Utica school board President Christopher Salatino might not need to win the race for the New York State Assembly’s 119th district to see part of his platform enacted.

The Assembly passed a bill with only one no-vote earlier this month that would end the mandatory use of state math and ELA assessments in third through eighth grade in teacher and principal evaluations.

Salatino fully supports severing evaluations and assessment scores.

“It’s just not fair, especially in a district like Utica where a large percentage of students are English as a second language or students with IEPs (individualized education plans),” he said.

Those students will skew the test results, presenting unfair challenges for teachers if their job performance is based on test scores, especially given the inadequate state funding the district receives, leading to large classes, he said.

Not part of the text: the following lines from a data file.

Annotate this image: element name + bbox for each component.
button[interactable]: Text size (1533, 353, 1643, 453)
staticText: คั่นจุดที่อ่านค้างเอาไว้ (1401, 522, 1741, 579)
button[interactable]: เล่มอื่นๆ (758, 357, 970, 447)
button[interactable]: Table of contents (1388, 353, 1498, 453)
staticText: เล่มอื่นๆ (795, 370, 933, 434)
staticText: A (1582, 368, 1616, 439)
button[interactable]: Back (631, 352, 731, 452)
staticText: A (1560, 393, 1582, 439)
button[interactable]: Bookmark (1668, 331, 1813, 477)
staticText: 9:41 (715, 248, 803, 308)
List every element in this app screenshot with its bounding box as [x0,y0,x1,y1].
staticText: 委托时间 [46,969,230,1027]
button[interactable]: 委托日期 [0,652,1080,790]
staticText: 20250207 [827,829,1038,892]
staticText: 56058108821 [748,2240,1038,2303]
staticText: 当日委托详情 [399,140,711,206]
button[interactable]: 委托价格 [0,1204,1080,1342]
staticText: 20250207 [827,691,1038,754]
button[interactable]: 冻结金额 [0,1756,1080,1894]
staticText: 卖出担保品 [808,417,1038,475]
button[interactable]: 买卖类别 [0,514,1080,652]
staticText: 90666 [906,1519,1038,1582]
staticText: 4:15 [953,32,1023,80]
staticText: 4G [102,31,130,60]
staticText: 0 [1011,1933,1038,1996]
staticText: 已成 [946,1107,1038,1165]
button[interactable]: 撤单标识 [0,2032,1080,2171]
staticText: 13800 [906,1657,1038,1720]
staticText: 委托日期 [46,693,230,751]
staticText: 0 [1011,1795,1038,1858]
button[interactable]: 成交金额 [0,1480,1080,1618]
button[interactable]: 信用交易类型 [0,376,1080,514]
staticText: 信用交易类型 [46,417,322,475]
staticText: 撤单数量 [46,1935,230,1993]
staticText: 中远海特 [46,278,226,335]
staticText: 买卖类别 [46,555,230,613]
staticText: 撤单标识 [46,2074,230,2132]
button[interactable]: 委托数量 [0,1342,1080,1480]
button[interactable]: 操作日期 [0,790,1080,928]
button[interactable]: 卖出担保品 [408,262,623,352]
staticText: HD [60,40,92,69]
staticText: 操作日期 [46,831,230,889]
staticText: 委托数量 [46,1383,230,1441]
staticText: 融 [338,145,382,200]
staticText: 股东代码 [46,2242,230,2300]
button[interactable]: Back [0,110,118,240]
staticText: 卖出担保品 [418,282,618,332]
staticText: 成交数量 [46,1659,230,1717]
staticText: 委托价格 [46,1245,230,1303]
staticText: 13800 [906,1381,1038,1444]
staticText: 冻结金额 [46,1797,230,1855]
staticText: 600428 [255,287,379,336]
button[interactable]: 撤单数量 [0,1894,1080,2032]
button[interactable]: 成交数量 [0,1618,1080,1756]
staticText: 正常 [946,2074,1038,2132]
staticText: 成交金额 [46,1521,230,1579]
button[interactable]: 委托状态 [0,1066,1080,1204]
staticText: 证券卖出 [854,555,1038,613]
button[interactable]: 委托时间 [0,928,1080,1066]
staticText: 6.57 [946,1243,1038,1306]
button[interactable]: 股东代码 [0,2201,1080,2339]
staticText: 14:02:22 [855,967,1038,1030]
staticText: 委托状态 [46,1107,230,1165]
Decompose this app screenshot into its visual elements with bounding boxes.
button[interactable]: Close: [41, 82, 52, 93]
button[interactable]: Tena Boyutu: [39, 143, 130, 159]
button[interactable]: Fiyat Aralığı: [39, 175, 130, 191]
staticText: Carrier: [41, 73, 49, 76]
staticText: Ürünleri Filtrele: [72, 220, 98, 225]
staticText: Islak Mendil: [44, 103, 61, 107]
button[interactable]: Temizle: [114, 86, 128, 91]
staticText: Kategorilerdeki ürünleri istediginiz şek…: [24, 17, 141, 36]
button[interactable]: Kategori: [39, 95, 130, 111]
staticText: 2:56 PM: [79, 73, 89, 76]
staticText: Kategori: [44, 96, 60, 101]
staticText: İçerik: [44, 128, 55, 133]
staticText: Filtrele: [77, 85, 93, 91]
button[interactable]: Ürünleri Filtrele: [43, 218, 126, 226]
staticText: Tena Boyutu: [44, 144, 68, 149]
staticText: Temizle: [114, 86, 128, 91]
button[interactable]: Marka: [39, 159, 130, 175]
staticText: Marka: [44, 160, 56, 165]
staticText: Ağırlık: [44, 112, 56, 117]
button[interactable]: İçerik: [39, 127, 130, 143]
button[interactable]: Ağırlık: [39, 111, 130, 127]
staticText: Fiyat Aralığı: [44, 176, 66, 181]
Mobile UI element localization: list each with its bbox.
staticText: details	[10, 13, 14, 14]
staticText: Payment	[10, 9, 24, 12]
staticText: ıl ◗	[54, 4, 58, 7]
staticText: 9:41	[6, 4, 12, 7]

“I think the diversity we have makes our district so great, but on the other hand, it creates an issue like this,” Salatino said.

His view is a common one in the area, backed by New York State United Teachers, many — possibly most — local teachers, other school board members and Salatino's opponent in the Democratic Assembly primary, Marianne Buttenschon.

“The goal is to ensure our students receive the best education possible. This mandate (to use assessments in evaluations) did not assist in achieving this goal. There needs to be input at the district level in the evaluation process,” Buttenschon said.

Education has traditionally been a local issue, she noted, and that makes sense because the state’s school districts are so diverse.

Although a companion bill in the Senate remains in committee, a spokesman for state Sen. Joseph Griffo, R-Rome, a bill co-sponsor, said the senator hopes to see it move along before the session ends in five weeks, but that other issues and the desire for input from others, including the education commissioner and Board of Regents, could cause problems.

In 2015, the state adopted a new system to evaluate teachers and principals that required the use of state assessments in that process. That mandate has been one factor in the decision of many families to opt out of state testing. It proved so controversial that the state’s Board of Regents placed a four-year moratorium, ending at the end of the next school year, on the use of assessments in evaluations.

The new bill would make any kind of state-created or administered tests, including Regents exams, optional measures to be used in teacher and principal evaluations. It would also keep the results of third-to-eighth-grade assessments out of students’ permanent records.

“The primary concern for me, as a teacher and a parent, is the curriculum narrowing that occurs when evaluations are tied to standardized testing,” said Holly White, a seventh and eighth grade English teacher in the Hamilton Central School District. “When teachers’ job security is tied directly to their students’ performance on one test, they will, by necessity, spend much of the year focused only on skills and knowledge that will be tested.”

White also expressed concern in the discrepancy between low scores on state assessments and higher scores on Regents exams, a discrepancy she blamed on design flaws in the earlier assessments and in a lack of motivation for students taking the third-to-eighth-grade assessments. And that makes those assessments a particularly unfair measure of teacher effectiveness, she said.

Not everyone agrees, though, that state assessments shouldn’t be used in teacher evaluations.

“Teacher evaluation should be a tool to identify our strongest educators as well as those who need additional support,” said Ian Rosenblum, executive director of The Education Trust-New York, in a released statement. “To be meaningful, it must include whether students are achieving academic growth, among multiple measures.

“The current effort to permanently undermine New York’s teacher evaluation system takes us backwards, masks inequity and will lead to more and unnecessary testing. There is already a moratorium in effect and changes to the current system should be considered as part of the process the New York State Education Department has already outlined rather than by short-circuiting it.”